Simply put, the league would adjust the lottery odds so that the lowest-ranked teams have lower chances of landing the top picks.
The punishment for losing the draft lottery is also slightly worse. Commissioner Silver hopes that this plan is voted on in his favor, and would be implemented at the 2019 NBA Draft.
Any changes would be made for the 20198 NBA Draft, so teams can still tank for at least one more year.

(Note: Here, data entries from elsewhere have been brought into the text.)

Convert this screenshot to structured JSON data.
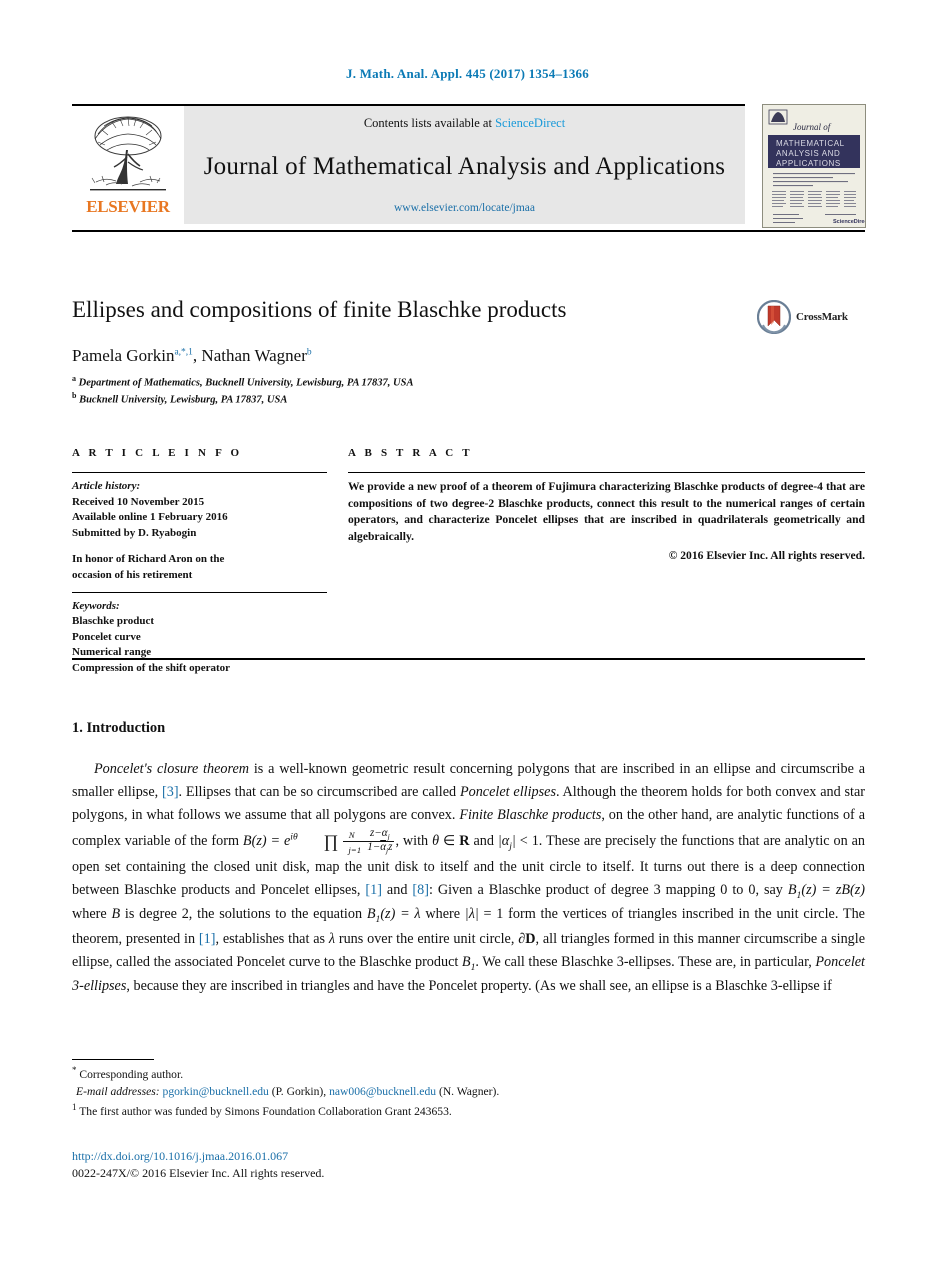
{
  "running_head": "J. Math. Anal. Appl. 445 (2017) 1354–1366",
  "banner": {
    "contents_prefix": "Contents lists available at ",
    "contents_link": "ScienceDirect",
    "journal_title": "Journal of Mathematical Analysis and Applications",
    "journal_url": "www.elsevier.com/locate/jmaa",
    "publisher": "ELSEVIER",
    "cover": {
      "journal_of": "Journal of",
      "line1": "MATHEMATICAL",
      "line2": "ANALYSIS AND",
      "line3": "APPLICATIONS"
    }
  },
  "article": {
    "title": "Ellipses and compositions of finite Blaschke products",
    "crossmark_label": "CrossMark",
    "authors_plain": "Pamela Gorkin",
    "author1": "Pamela Gorkin",
    "author1_marks": "a,*,1",
    "author2": "Nathan Wagner",
    "author2_marks": "b",
    "affiliation_a_mark": "a",
    "affiliation_a": "Department of Mathematics, Bucknell University, Lewisburg, PA 17837, USA",
    "affiliation_b_mark": "b",
    "affiliation_b": "Bucknell University, Lewisburg, PA 17837, USA"
  },
  "info": {
    "heading": "A R T I C L E    I N F O",
    "history_label": "Article history:",
    "received": "Received 10 November 2015",
    "available": "Available online 1 February 2016",
    "submitted": "Submitted by D. Ryabogin",
    "dedication_line1": "In honor of Richard Aron on the",
    "dedication_line2": "occasion of his retirement",
    "keywords_label": "Keywords:",
    "keywords": [
      "Blaschke product",
      "Poncelet curve",
      "Numerical range",
      "Compression of the shift operator"
    ]
  },
  "abstract": {
    "heading": "A B S T R A C T",
    "text": "We provide a new proof of a theorem of Fujimura characterizing Blaschke products of degree-4 that are compositions of two degree-2 Blaschke products, connect this result to the numerical ranges of certain operators, and characterize Poncelet ellipses that are inscribed in quadrilaterals geometrically and algebraically.",
    "copyright": "© 2016 Elsevier Inc. All rights reserved."
  },
  "body": {
    "section_title": "1. Introduction",
    "p1_a": "Poncelet's closure theorem",
    "p1_b": " is a well-known geometric result concerning polygons that are inscribed in an ellipse and circumscribe a smaller ellipse, ",
    "ref3": "[3]",
    "p1_c": ". Ellipses that can be so circumscribed are called ",
    "p1_d": "Poncelet ellipses",
    "p1_e": ". Although the theorem holds for both convex and star polygons, in what follows we assume that all polygons are convex. ",
    "p1_f": "Finite Blaschke products",
    "p1_g": ", on the other hand, are analytic functions of a complex variable of the form ",
    "p1_h": ", with ",
    "p1_i": " and ",
    "p1_j": ". These are precisely the functions that are analytic on an open set containing the closed unit disk, map the unit disk to itself and the unit circle to itself. It turns out there is a deep connection between Blaschke products and Poncelet ellipses, ",
    "ref1": "[1]",
    "p1_k": " and ",
    "ref8": "[8]",
    "p1_l": ": Given a Blaschke product of degree 3 mapping 0 to 0, say ",
    "p1_m": " where ",
    "p1_n": " is degree 2, the solutions to the equation ",
    "p1_o": " where ",
    "p1_p": " form the vertices of triangles inscribed in the unit circle. The theorem, presented in ",
    "p1_q": ", establishes that as ",
    "p1_r": " runs over the entire unit circle, ",
    "p1_s": ", all triangles formed in this manner circumscribe a single ellipse, called the associated Poncelet curve to the Blaschke product ",
    "p1_t": ". We call these Blaschke 3-ellipses. These are, in particular, ",
    "p1_u": "Poncelet 3-ellipses",
    "p1_v": ", because they are inscribed in triangles and have the Poncelet property. (As we shall see, an ellipse is a Blaschke 3-ellipse if"
  },
  "footnotes": {
    "star": "*",
    "corresponding": "Corresponding author.",
    "email_label": "E-mail addresses:",
    "email1": "pgorkin@bucknell.edu",
    "email1_who": "(P. Gorkin),",
    "email2": "naw006@bucknell.edu",
    "email2_who": "(N. Wagner).",
    "note1_mark": "1",
    "note1": "The first author was funded by Simons Foundation Collaboration Grant 243653."
  },
  "footer": {
    "doi": "http://dx.doi.org/10.1016/j.jmaa.2016.01.067",
    "issn_line": "0022-247X/© 2016 Elsevier Inc. All rights reserved."
  },
  "colors": {
    "link": "#1a6fa8",
    "running_head": "#0b7ab5",
    "elsevier_orange": "#e87722",
    "banner_gray": "#e7e7e7"
  }
}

Additionally, the proposed change in legislation means that the gap between the worst and fifth-worst record teams reduces drastically.
The competition committee also recommended a plan to the board of governors to curb the resting of healthy players in the regular season, league sources told ESPN.
In addition, the league's three worst teams could dip even further in the lottery than they now can.
At the apex of the Philadelphia 76ers' tanking saga, the board of governors voted down a somewhat more liberal proposal on lottery reform in 2014.
This has become particularly a worry for small market teams who have no choice but to build their roster through the draft, given how the last few years have provided a good sample size of putting free agency decisions in the players' hands, making it increasingly hard to retain talent.
As well as the draft lottery reform, guidelines for the resting of players will also be on the agenda as the National Basketball Association aims to discourage teams from resting their star players for nationally televised games.
According to ESPN's Adrian Wojnorowski, one proposal includes commissioner Adam Silver having the ability to fine teams for resting healthy players during nationally televised games.
The NBA rid the 2017-18 season schedule of back-to-back games around nationally televised appearances, giving teams less reason to sit out players for high-profile games.